The writer/director here is David Ayer – who, in ideal circumstances, probably could have made a good movie. He has done so before – with the PTSD drama Harsh Times, the LA cops on the street End of Watch and the WWII actioner Fury. Apparently though, he didn’t have much time to write the screenplay – and it shows. The structure is off, the plot silly, the characters under developed. The whole movie feels like it was rushed, from the writing, to the editing to the special effects work. If you want people to do good work, you have to give them the time to do it.
 
And that strikes me as the problem with these DC movies as a whole – they feel rushed. DC lagged behind Marvel in setting up their giant, interconnected universe, and they seem to want to jump right in with both feet from the start.
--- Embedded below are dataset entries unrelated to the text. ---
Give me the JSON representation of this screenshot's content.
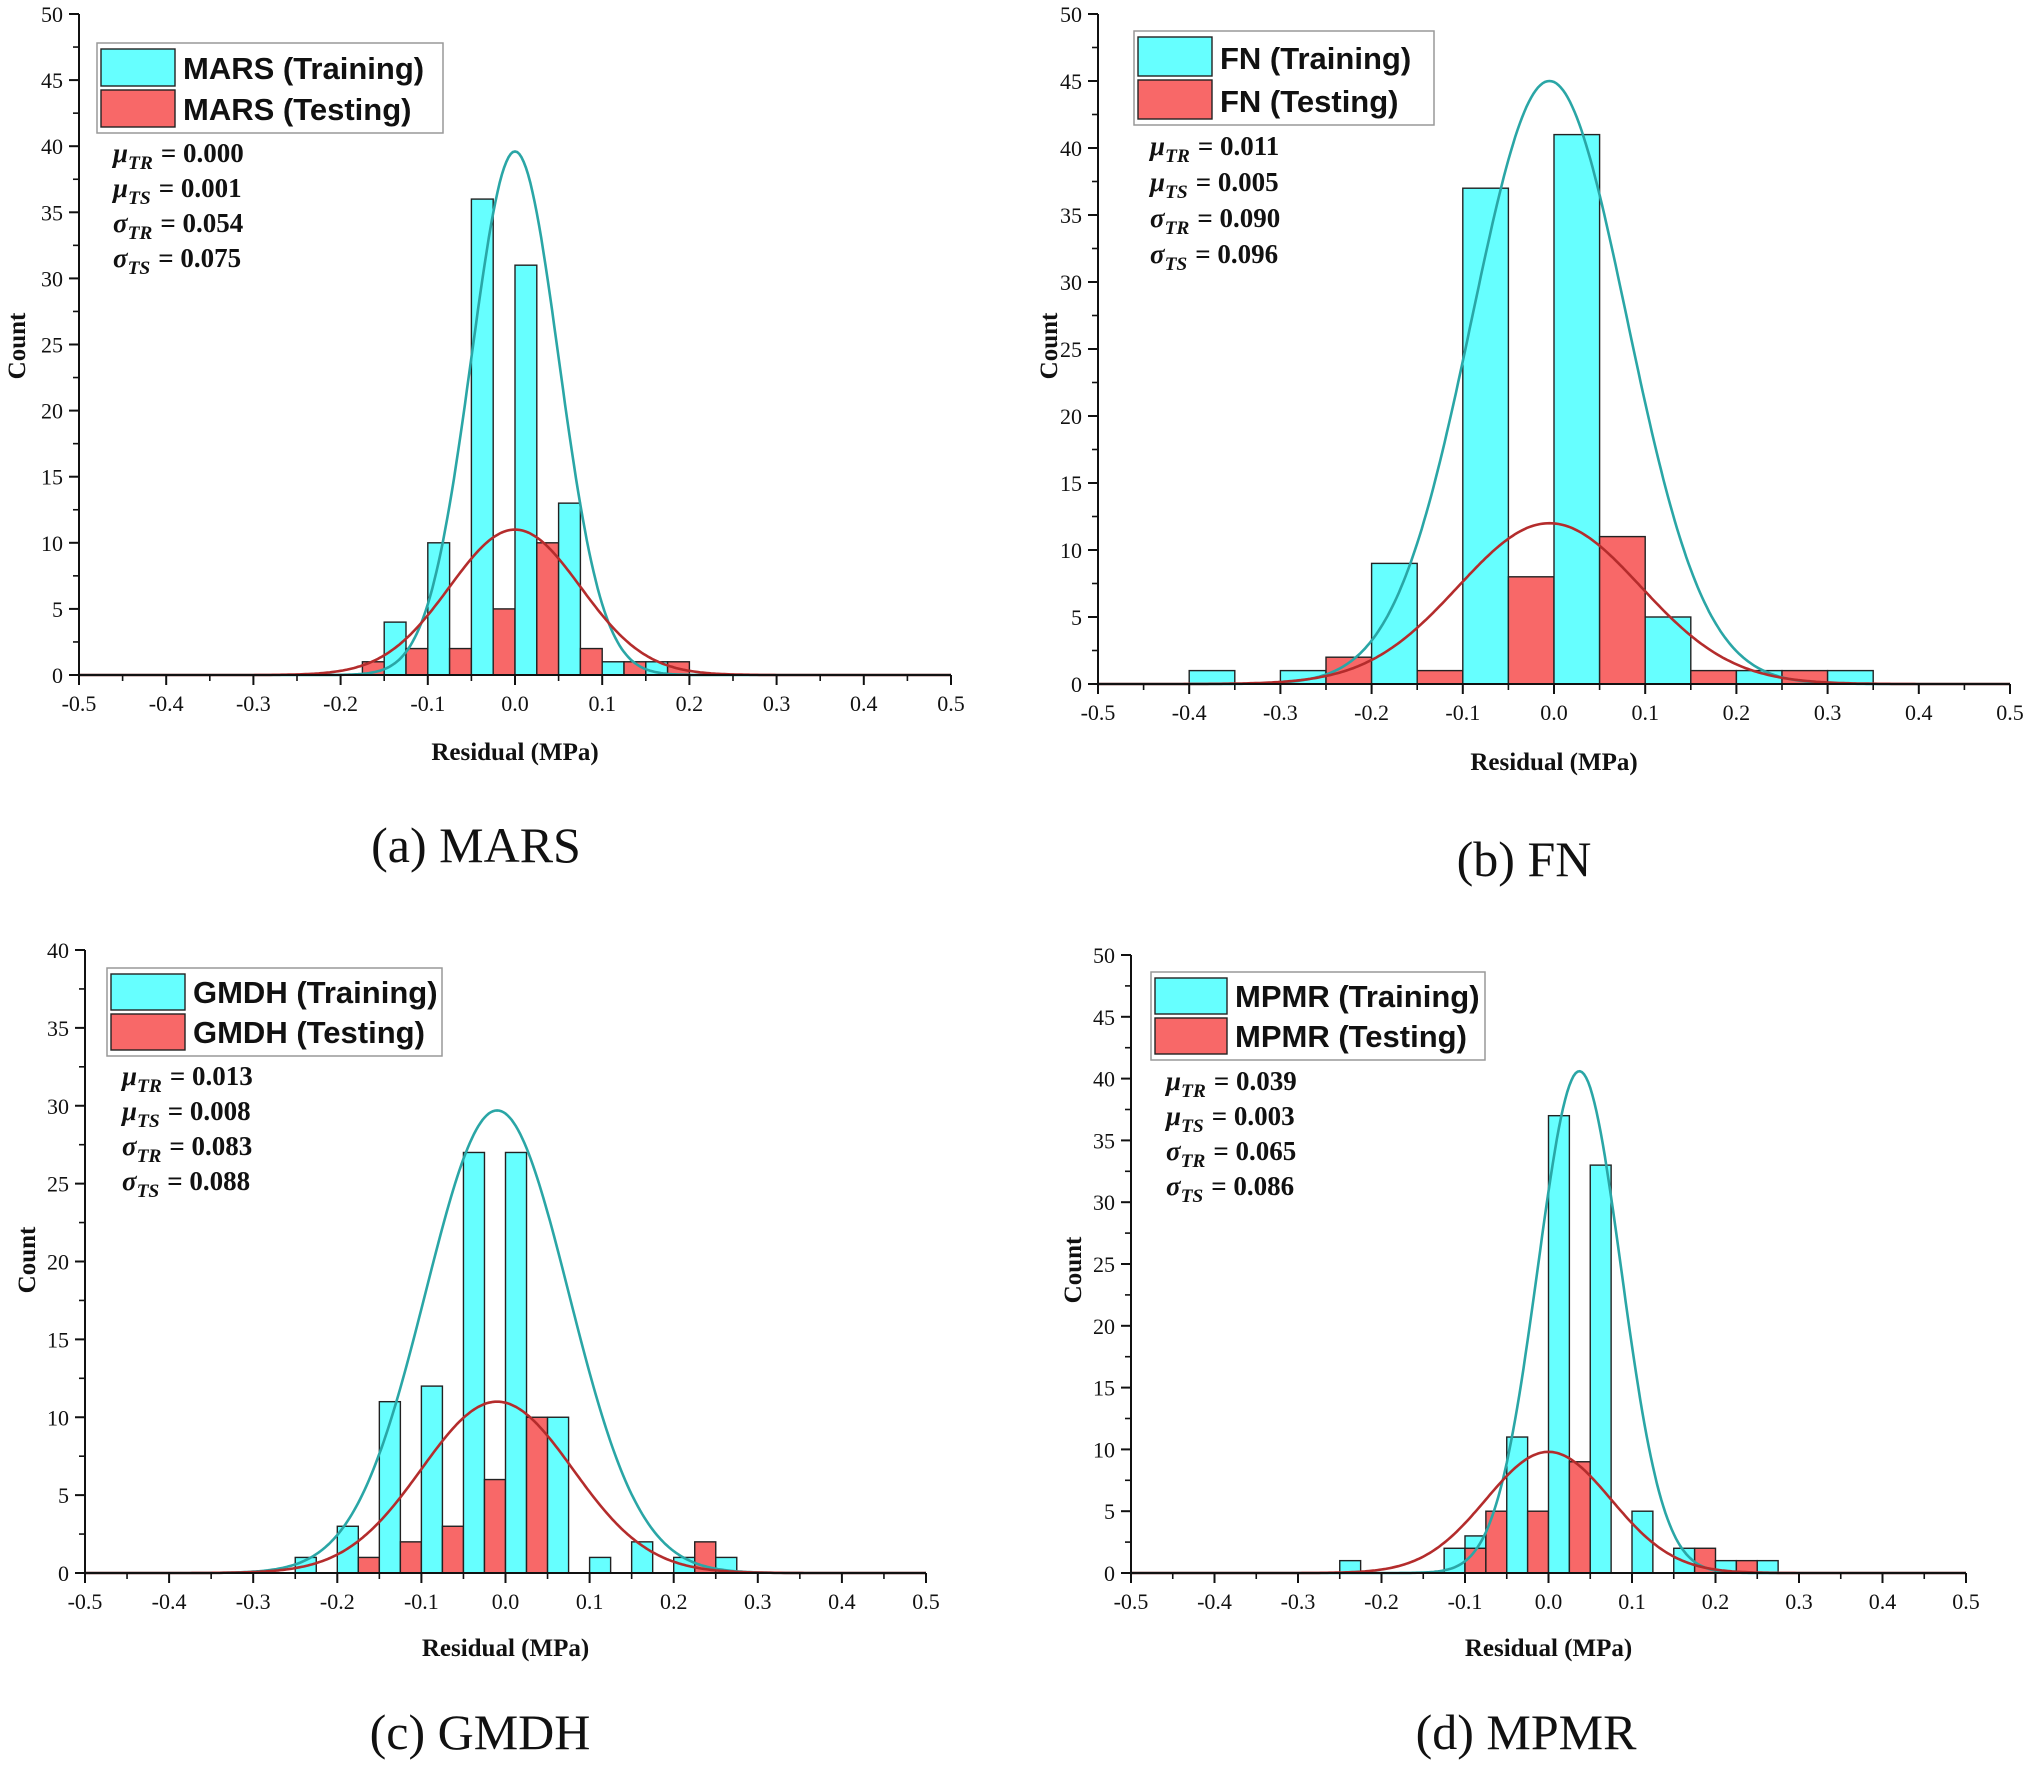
{
  "chart_data": [
    {
      "type": "histogram",
      "caption": "(a) MARS",
      "xlabel": "Residual (MPa)",
      "ylabel": "Count",
      "xlim": [
        -0.5,
        0.5
      ],
      "ylim": [
        0,
        50
      ],
      "xticks": [
        "-0.5",
        "-0.4",
        "-0.3",
        "-0.2",
        "-0.1",
        "0.0",
        "0.1",
        "0.2",
        "0.3",
        "0.4",
        "0.5"
      ],
      "yticks": [
        "0",
        "5",
        "10",
        "15",
        "20",
        "25",
        "30",
        "35",
        "40",
        "45",
        "50"
      ],
      "legend": [
        "MARS (Training)",
        "MARS (Testing)"
      ],
      "stats": [
        {
          "sym": "μ",
          "sub": "TR",
          "value": "= 0.000"
        },
        {
          "sym": "μ",
          "sub": "TS",
          "value": "= 0.001"
        },
        {
          "sym": "σ",
          "sub": "TR",
          "value": "=  0.054"
        },
        {
          "sym": "σ",
          "sub": "TS",
          "value": "=  0.075"
        }
      ],
      "series": [
        {
          "name": "MARS (Training)",
          "color": "#66ffff",
          "curve_color": "#2aa6a6",
          "bins": [
            {
              "x0": -0.15,
              "x1": -0.125,
              "count": 4
            },
            {
              "x0": -0.1,
              "x1": -0.075,
              "count": 10
            },
            {
              "x0": -0.05,
              "x1": -0.025,
              "count": 36
            },
            {
              "x0": 0.0,
              "x1": 0.025,
              "count": 31
            },
            {
              "x0": 0.05,
              "x1": 0.075,
              "count": 13
            },
            {
              "x0": 0.1,
              "x1": 0.125,
              "count": 1
            },
            {
              "x0": 0.15,
              "x1": 0.175,
              "count": 1
            }
          ],
          "curve": {
            "mean": 0.0,
            "peak": 39.6,
            "sd": 0.05
          }
        },
        {
          "name": "MARS (Testing)",
          "color": "#f86868",
          "curve_color": "#b42c2c",
          "bins": [
            {
              "x0": -0.175,
              "x1": -0.15,
              "count": 1
            },
            {
              "x0": -0.125,
              "x1": -0.1,
              "count": 2
            },
            {
              "x0": -0.075,
              "x1": -0.05,
              "count": 2
            },
            {
              "x0": -0.025,
              "x1": 0.0,
              "count": 5
            },
            {
              "x0": 0.025,
              "x1": 0.05,
              "count": 10
            },
            {
              "x0": 0.075,
              "x1": 0.1,
              "count": 2
            },
            {
              "x0": 0.125,
              "x1": 0.15,
              "count": 1
            },
            {
              "x0": 0.175,
              "x1": 0.2,
              "count": 1
            }
          ],
          "curve": {
            "mean": 0.0,
            "peak": 11.0,
            "sd": 0.075
          }
        }
      ]
    },
    {
      "type": "histogram",
      "caption": "(b) FN",
      "xlabel": "Residual (MPa)",
      "ylabel": "Count",
      "xlim": [
        -0.5,
        0.5
      ],
      "ylim": [
        0,
        50
      ],
      "xticks": [
        "-0.5",
        "-0.4",
        "-0.3",
        "-0.2",
        "-0.1",
        "0.0",
        "0.1",
        "0.2",
        "0.3",
        "0.4",
        "0.5"
      ],
      "yticks": [
        "0",
        "5",
        "10",
        "15",
        "20",
        "25",
        "30",
        "35",
        "40",
        "45",
        "50"
      ],
      "legend": [
        "FN (Training)",
        "FN (Testing)"
      ],
      "stats": [
        {
          "sym": "μ",
          "sub": "TR",
          "value": "= 0.011"
        },
        {
          "sym": "μ",
          "sub": "TS",
          "value": "= 0.005"
        },
        {
          "sym": "σ",
          "sub": "TR",
          "value": "=  0.090"
        },
        {
          "sym": "σ",
          "sub": "TS",
          "value": "=  0.096"
        }
      ],
      "series": [
        {
          "name": "FN (Training)",
          "color": "#66ffff",
          "curve_color": "#2aa6a6",
          "bins": [
            {
              "x0": -0.4,
              "x1": -0.35,
              "count": 1
            },
            {
              "x0": -0.3,
              "x1": -0.25,
              "count": 1
            },
            {
              "x0": -0.2,
              "x1": -0.15,
              "count": 9
            },
            {
              "x0": -0.1,
              "x1": -0.05,
              "count": 37
            },
            {
              "x0": 0.0,
              "x1": 0.05,
              "count": 41
            },
            {
              "x0": 0.1,
              "x1": 0.15,
              "count": 5
            },
            {
              "x0": 0.2,
              "x1": 0.25,
              "count": 1
            },
            {
              "x0": 0.3,
              "x1": 0.35,
              "count": 1
            }
          ],
          "curve": {
            "mean": -0.005,
            "peak": 45.0,
            "sd": 0.085
          }
        },
        {
          "name": "FN (Testing)",
          "color": "#f86868",
          "curve_color": "#b42c2c",
          "bins": [
            {
              "x0": -0.25,
              "x1": -0.2,
              "count": 2
            },
            {
              "x0": -0.15,
              "x1": -0.1,
              "count": 1
            },
            {
              "x0": -0.05,
              "x1": 0.0,
              "count": 8
            },
            {
              "x0": 0.05,
              "x1": 0.1,
              "count": 11
            },
            {
              "x0": 0.15,
              "x1": 0.2,
              "count": 1
            },
            {
              "x0": 0.25,
              "x1": 0.3,
              "count": 1
            }
          ],
          "curve": {
            "mean": -0.005,
            "peak": 12.0,
            "sd": 0.1
          }
        }
      ]
    },
    {
      "type": "histogram",
      "caption": "(c) GMDH",
      "xlabel": "Residual (MPa)",
      "ylabel": "Count",
      "xlim": [
        -0.5,
        0.5
      ],
      "ylim": [
        0,
        40
      ],
      "xticks": [
        "-0.5",
        "-0.4",
        "-0.3",
        "-0.2",
        "-0.1",
        "0.0",
        "0.1",
        "0.2",
        "0.3",
        "0.4",
        "0.5"
      ],
      "yticks": [
        "0",
        "5",
        "10",
        "15",
        "20",
        "25",
        "30",
        "35",
        "40"
      ],
      "legend": [
        "GMDH (Training)",
        "GMDH (Testing)"
      ],
      "stats": [
        {
          "sym": "μ",
          "sub": "TR",
          "value": "= 0.013"
        },
        {
          "sym": "μ",
          "sub": "TS",
          "value": "= 0.008"
        },
        {
          "sym": "σ",
          "sub": "TR",
          "value": "=  0.083"
        },
        {
          "sym": "σ",
          "sub": "TS",
          "value": "=  0.088"
        }
      ],
      "series": [
        {
          "name": "GMDH (Training)",
          "color": "#66ffff",
          "curve_color": "#2aa6a6",
          "bins": [
            {
              "x0": -0.25,
              "x1": -0.225,
              "count": 1
            },
            {
              "x0": -0.2,
              "x1": -0.175,
              "count": 3
            },
            {
              "x0": -0.15,
              "x1": -0.125,
              "count": 11
            },
            {
              "x0": -0.1,
              "x1": -0.075,
              "count": 12
            },
            {
              "x0": -0.05,
              "x1": -0.025,
              "count": 27
            },
            {
              "x0": 0.0,
              "x1": 0.025,
              "count": 27
            },
            {
              "x0": 0.05,
              "x1": 0.075,
              "count": 10
            },
            {
              "x0": 0.1,
              "x1": 0.125,
              "count": 1
            },
            {
              "x0": 0.15,
              "x1": 0.175,
              "count": 2
            },
            {
              "x0": 0.2,
              "x1": 0.225,
              "count": 1
            },
            {
              "x0": 0.25,
              "x1": 0.275,
              "count": 1
            }
          ],
          "curve": {
            "mean": -0.01,
            "peak": 29.7,
            "sd": 0.085
          }
        },
        {
          "name": "GMDH (Testing)",
          "color": "#f86868",
          "curve_color": "#b42c2c",
          "bins": [
            {
              "x0": -0.175,
              "x1": -0.15,
              "count": 1
            },
            {
              "x0": -0.125,
              "x1": -0.1,
              "count": 2
            },
            {
              "x0": -0.075,
              "x1": -0.05,
              "count": 3
            },
            {
              "x0": -0.025,
              "x1": 0.0,
              "count": 6
            },
            {
              "x0": 0.025,
              "x1": 0.05,
              "count": 10
            },
            {
              "x0": 0.225,
              "x1": 0.25,
              "count": 2
            }
          ],
          "curve": {
            "mean": -0.01,
            "peak": 11.0,
            "sd": 0.09
          }
        }
      ]
    },
    {
      "type": "histogram",
      "caption": "(d) MPMR",
      "xlabel": "Residual (MPa)",
      "ylabel": "Count",
      "xlim": [
        -0.5,
        0.5
      ],
      "ylim": [
        0,
        50
      ],
      "xticks": [
        "-0.5",
        "-0.4",
        "-0.3",
        "-0.2",
        "-0.1",
        "0.0",
        "0.1",
        "0.2",
        "0.3",
        "0.4",
        "0.5"
      ],
      "yticks": [
        "0",
        "5",
        "10",
        "15",
        "20",
        "25",
        "30",
        "35",
        "40",
        "45",
        "50"
      ],
      "legend": [
        "MPMR (Training)",
        "MPMR (Testing)"
      ],
      "stats": [
        {
          "sym": "μ",
          "sub": "TR",
          "value": "= 0.039"
        },
        {
          "sym": "μ",
          "sub": "TS",
          "value": "= 0.003"
        },
        {
          "sym": "σ",
          "sub": "TR",
          "value": "=  0.065"
        },
        {
          "sym": "σ",
          "sub": "TS",
          "value": "=  0.086"
        }
      ],
      "series": [
        {
          "name": "MPMR (Training)",
          "color": "#66ffff",
          "curve_color": "#2aa6a6",
          "bins": [
            {
              "x0": -0.25,
              "x1": -0.225,
              "count": 1
            },
            {
              "x0": -0.125,
              "x1": -0.1,
              "count": 2
            },
            {
              "x0": -0.1,
              "x1": -0.075,
              "count": 3
            },
            {
              "x0": -0.05,
              "x1": -0.025,
              "count": 11
            },
            {
              "x0": 0.0,
              "x1": 0.025,
              "count": 37
            },
            {
              "x0": 0.05,
              "x1": 0.075,
              "count": 33
            },
            {
              "x0": 0.1,
              "x1": 0.125,
              "count": 5
            },
            {
              "x0": 0.15,
              "x1": 0.175,
              "count": 2
            },
            {
              "x0": 0.2,
              "x1": 0.225,
              "count": 1
            },
            {
              "x0": 0.25,
              "x1": 0.275,
              "count": 1
            }
          ],
          "curve": {
            "mean": 0.037,
            "peak": 40.6,
            "sd": 0.05
          }
        },
        {
          "name": "MPMR (Testing)",
          "color": "#f86868",
          "curve_color": "#b42c2c",
          "bins": [
            {
              "x0": -0.1,
              "x1": -0.075,
              "count": 2
            },
            {
              "x0": -0.075,
              "x1": -0.05,
              "count": 5
            },
            {
              "x0": -0.025,
              "x1": 0.0,
              "count": 5
            },
            {
              "x0": 0.025,
              "x1": 0.05,
              "count": 9
            },
            {
              "x0": 0.175,
              "x1": 0.2,
              "count": 2
            },
            {
              "x0": 0.225,
              "x1": 0.25,
              "count": 1
            }
          ],
          "curve": {
            "mean": 0.0,
            "peak": 9.8,
            "sd": 0.075
          }
        }
      ]
    }
  ]
}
Marvel didn’t assemble The Avengers until their sixth film – establishing individual characters for years before combining them. DC wants to jump in right away. It’s the wrong approach – and leads to films as jumbled and messy and unsatisfying as Batman vs. Superman and Suicide Squad. I want these films to be good – hell, I want all films to be good – but I do want DC to succeed, mainly because Batman has always been my favorite superhero, and in general, I think DC has a far better stable of villains than Marvel (perhaps the weakest element of the Marvel films so far has been their inability, aside from Tom Hiddleston’s Loki to create a truly great villain). But they aren’t going to get there making films as scattershot and messy as Suicide Squad.